Le Premier ministre Burnham abandonne le projet de « BritCard », déclenchant un débat national
Le Premier ministre Andy Burnham a abandonné le programme d'identité numérique britannique « BritCard ». Découvrez les conséquences de ce revirement pour l'inclusion numérique et les libertés civiles.

Dans son premier grand changement de cap depuis sa prise de fonctions le 20 juillet 2026, le nouveau Premier ministre britannique, Andy Burnham, a annoncé l'annulation immédiate du projet controversé d'identification numérique du gouvernement, la «BritCard». Cette décision marque un revirement significatif par rapport à une initiative phare lancée par son prédécesseur, Keir Starmer.
La fin de l'ère «BritCard»
Le système d'identité numérique proposé, dévoilé en septembre dernier, visait à servir de justificatif universel et garanti par l'État. Initialement présenté comme une condition obligatoire pour les vérifications du droit au travail, le projet a immédiatement suscité une vive opposition de la part du public. Une pétition parlementaire historique a recueilli près de trois millions de signatures contre ce projet, contraignant le gouvernement précédent à opter pour un système facultatif en janvier. Cependant, les inquiétudes concernant la confidentialité des données et le risque de « dérive fonctionnelle » – l'éventualité d'une extension de la carte d'identité aux secteurs de la santé, de la banque et du voyage – ont persisté.

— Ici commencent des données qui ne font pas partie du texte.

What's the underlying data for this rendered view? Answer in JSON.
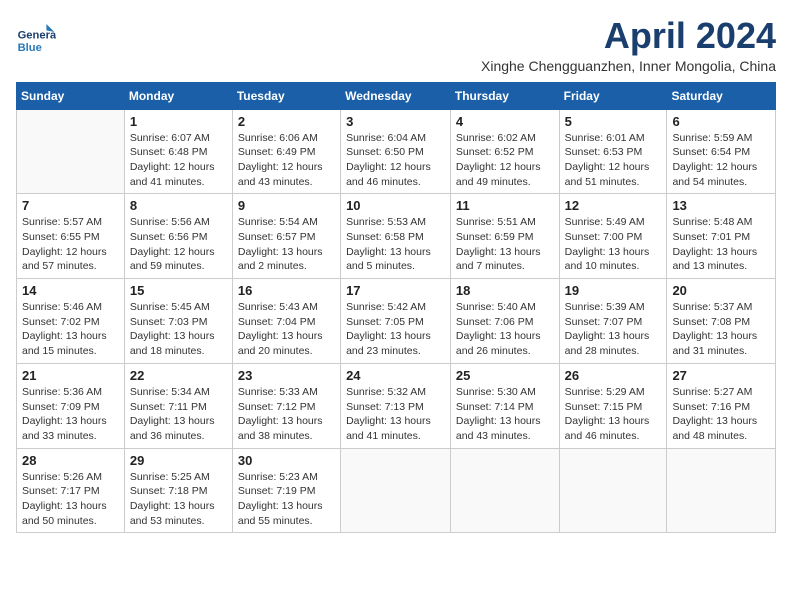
{
  "header": {
    "logo_general": "General",
    "logo_blue": "Blue",
    "title": "April 2024",
    "subtitle": "Xinghe Chengguanzhen, Inner Mongolia, China"
  },
  "columns": [
    "Sunday",
    "Monday",
    "Tuesday",
    "Wednesday",
    "Thursday",
    "Friday",
    "Saturday"
  ],
  "weeks": [
    [
      {
        "day": "",
        "info": ""
      },
      {
        "day": "1",
        "info": "Sunrise: 6:07 AM\nSunset: 6:48 PM\nDaylight: 12 hours\nand 41 minutes."
      },
      {
        "day": "2",
        "info": "Sunrise: 6:06 AM\nSunset: 6:49 PM\nDaylight: 12 hours\nand 43 minutes."
      },
      {
        "day": "3",
        "info": "Sunrise: 6:04 AM\nSunset: 6:50 PM\nDaylight: 12 hours\nand 46 minutes."
      },
      {
        "day": "4",
        "info": "Sunrise: 6:02 AM\nSunset: 6:52 PM\nDaylight: 12 hours\nand 49 minutes."
      },
      {
        "day": "5",
        "info": "Sunrise: 6:01 AM\nSunset: 6:53 PM\nDaylight: 12 hours\nand 51 minutes."
      },
      {
        "day": "6",
        "info": "Sunrise: 5:59 AM\nSunset: 6:54 PM\nDaylight: 12 hours\nand 54 minutes."
      }
    ],
    [
      {
        "day": "7",
        "info": "Sunrise: 5:57 AM\nSunset: 6:55 PM\nDaylight: 12 hours\nand 57 minutes."
      },
      {
        "day": "8",
        "info": "Sunrise: 5:56 AM\nSunset: 6:56 PM\nDaylight: 12 hours\nand 59 minutes."
      },
      {
        "day": "9",
        "info": "Sunrise: 5:54 AM\nSunset: 6:57 PM\nDaylight: 13 hours\nand 2 minutes."
      },
      {
        "day": "10",
        "info": "Sunrise: 5:53 AM\nSunset: 6:58 PM\nDaylight: 13 hours\nand 5 minutes."
      },
      {
        "day": "11",
        "info": "Sunrise: 5:51 AM\nSunset: 6:59 PM\nDaylight: 13 hours\nand 7 minutes."
      },
      {
        "day": "12",
        "info": "Sunrise: 5:49 AM\nSunset: 7:00 PM\nDaylight: 13 hours\nand 10 minutes."
      },
      {
        "day": "13",
        "info": "Sunrise: 5:48 AM\nSunset: 7:01 PM\nDaylight: 13 hours\nand 13 minutes."
      }
    ],
    [
      {
        "day": "14",
        "info": "Sunrise: 5:46 AM\nSunset: 7:02 PM\nDaylight: 13 hours\nand 15 minutes."
      },
      {
        "day": "15",
        "info": "Sunrise: 5:45 AM\nSunset: 7:03 PM\nDaylight: 13 hours\nand 18 minutes."
      },
      {
        "day": "16",
        "info": "Sunrise: 5:43 AM\nSunset: 7:04 PM\nDaylight: 13 hours\nand 20 minutes."
      },
      {
        "day": "17",
        "info": "Sunrise: 5:42 AM\nSunset: 7:05 PM\nDaylight: 13 hours\nand 23 minutes."
      },
      {
        "day": "18",
        "info": "Sunrise: 5:40 AM\nSunset: 7:06 PM\nDaylight: 13 hours\nand 26 minutes."
      },
      {
        "day": "19",
        "info": "Sunrise: 5:39 AM\nSunset: 7:07 PM\nDaylight: 13 hours\nand 28 minutes."
      },
      {
        "day": "20",
        "info": "Sunrise: 5:37 AM\nSunset: 7:08 PM\nDaylight: 13 hours\nand 31 minutes."
      }
    ],
    [
      {
        "day": "21",
        "info": "Sunrise: 5:36 AM\nSunset: 7:09 PM\nDaylight: 13 hours\nand 33 minutes."
      },
      {
        "day": "22",
        "info": "Sunrise: 5:34 AM\nSunset: 7:11 PM\nDaylight: 13 hours\nand 36 minutes."
      },
      {
        "day": "23",
        "info": "Sunrise: 5:33 AM\nSunset: 7:12 PM\nDaylight: 13 hours\nand 38 minutes."
      },
      {
        "day": "24",
        "info": "Sunrise: 5:32 AM\nSunset: 7:13 PM\nDaylight: 13 hours\nand 41 minutes."
      },
      {
        "day": "25",
        "info": "Sunrise: 5:30 AM\nSunset: 7:14 PM\nDaylight: 13 hours\nand 43 minutes."
      },
      {
        "day": "26",
        "info": "Sunrise: 5:29 AM\nSunset: 7:15 PM\nDaylight: 13 hours\nand 46 minutes."
      },
      {
        "day": "27",
        "info": "Sunrise: 5:27 AM\nSunset: 7:16 PM\nDaylight: 13 hours\nand 48 minutes."
      }
    ],
    [
      {
        "day": "28",
        "info": "Sunrise: 5:26 AM\nSunset: 7:17 PM\nDaylight: 13 hours\nand 50 minutes."
      },
      {
        "day": "29",
        "info": "Sunrise: 5:25 AM\nSunset: 7:18 PM\nDaylight: 13 hours\nand 53 minutes."
      },
      {
        "day": "30",
        "info": "Sunrise: 5:23 AM\nSunset: 7:19 PM\nDaylight: 13 hours\nand 55 minutes."
      },
      {
        "day": "",
        "info": ""
      },
      {
        "day": "",
        "info": ""
      },
      {
        "day": "",
        "info": ""
      },
      {
        "day": "",
        "info": ""
      }
    ]
  ]
}
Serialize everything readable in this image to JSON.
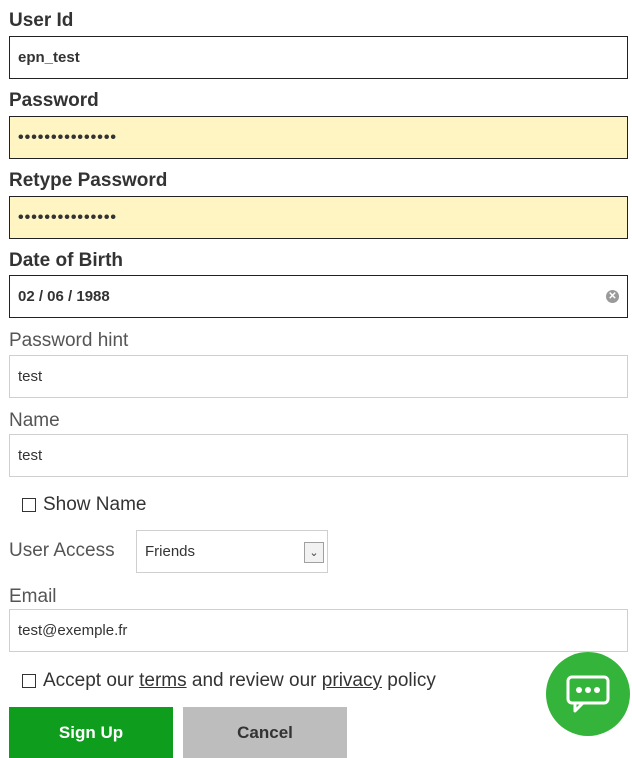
{
  "form": {
    "user_id": {
      "label": "User Id",
      "value": "epn_test"
    },
    "password": {
      "label": "Password",
      "masked": "•••••••••••••••"
    },
    "retype_password": {
      "label": "Retype Password",
      "masked": "•••••••••••••••"
    },
    "dob": {
      "label": "Date of Birth",
      "value": "02 / 06 / 1988"
    },
    "password_hint": {
      "label": "Password hint",
      "value": "test"
    },
    "name": {
      "label": "Name",
      "value": "test"
    },
    "show_name": {
      "label": "Show Name",
      "checked": false
    },
    "user_access": {
      "label": "User Access",
      "selected": "Friends"
    },
    "email": {
      "label": "Email",
      "value": "test@exemple.fr"
    },
    "terms": {
      "checked": false,
      "prefix": "Accept our",
      "terms_link": "terms",
      "middle": "and review our",
      "privacy_link": "privacy",
      "suffix": "policy"
    }
  },
  "buttons": {
    "signup": "Sign Up",
    "cancel": "Cancel"
  },
  "chat": {
    "icon": "chat-bubble-icon",
    "color": "#34b43a"
  },
  "colors": {
    "signup": "#0f9d1e",
    "cancel": "#bdbdbd",
    "autofill": "#fff5c2"
  }
}
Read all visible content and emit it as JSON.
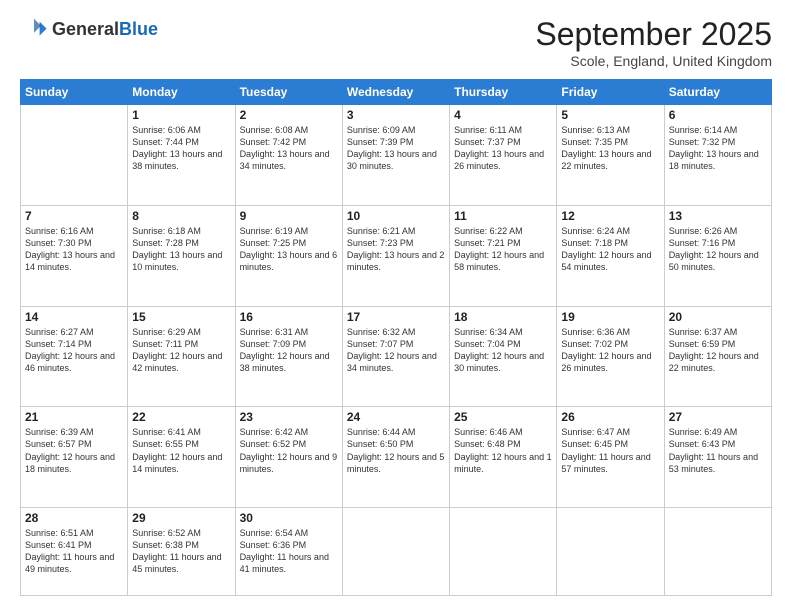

Implications financières et politiques
Le cabinet de Burnham a confirmé que le gouvernement abandonnerait le programme, ce qui permettrait d'économiser environ 2,4 milliards de dollars de dépenses prévues sur les trois prochaines années. Ces fonds réaffectés devraient être consacrés à l'aide au coût de la vie, une mesure que l'administration espère consolider sa position politique. Fait intéressant, cette décision rappelle celle prise en 2010 par un gouvernement précédent d'abandonner un projet similaire de carte d'identité, un projet auquel Burnham avait participé lorsqu'il était ministre de l'Intérieur.
La fracture numérique
Pour des organisations comme la Digital Poverty Alliance, ce revirement est une victoire pour les millions de Britanniques confrontés à des obstacles à l'accès au numérique. Sa directrice générale, Elizabeth Anderson, a souligné que 19 millions d'adultes au Royaume-Uni souffrent d'exclusion numérique faute de compétences ou de matériel informatique. Les détracteurs de la « BritCard » ont fait valoir que l'obligation de posséder une identité numérique aurait marginalisé de manière disproportionnée les populations les plus vulnérables, qui rencontrent des difficultés avec les services publics en ligne existants.
Réactions mitigées
Si les défenseurs de la vie privée se réjouissent de la fin d'un système dont beaucoup craignaient qu'il n'entraîne une surveillance gouvernementale intrusive, d'autres acteurs expriment une profonde déception. Les groupes de réflexion et les partisans de cette politique avaient soutenu qu'un système d'identité numérique robuste était essentiel pour moderniser les infrastructures publiques et prévenir l'usurpation d'identité. Des organisations comme le groupe de réflexion Labour Together affirment qu'un tel système était la seule voie viable pour mettre fin à l'exclusion des groupes marginalisés et éviter des défaillances administratives telles que le scandale Windrush.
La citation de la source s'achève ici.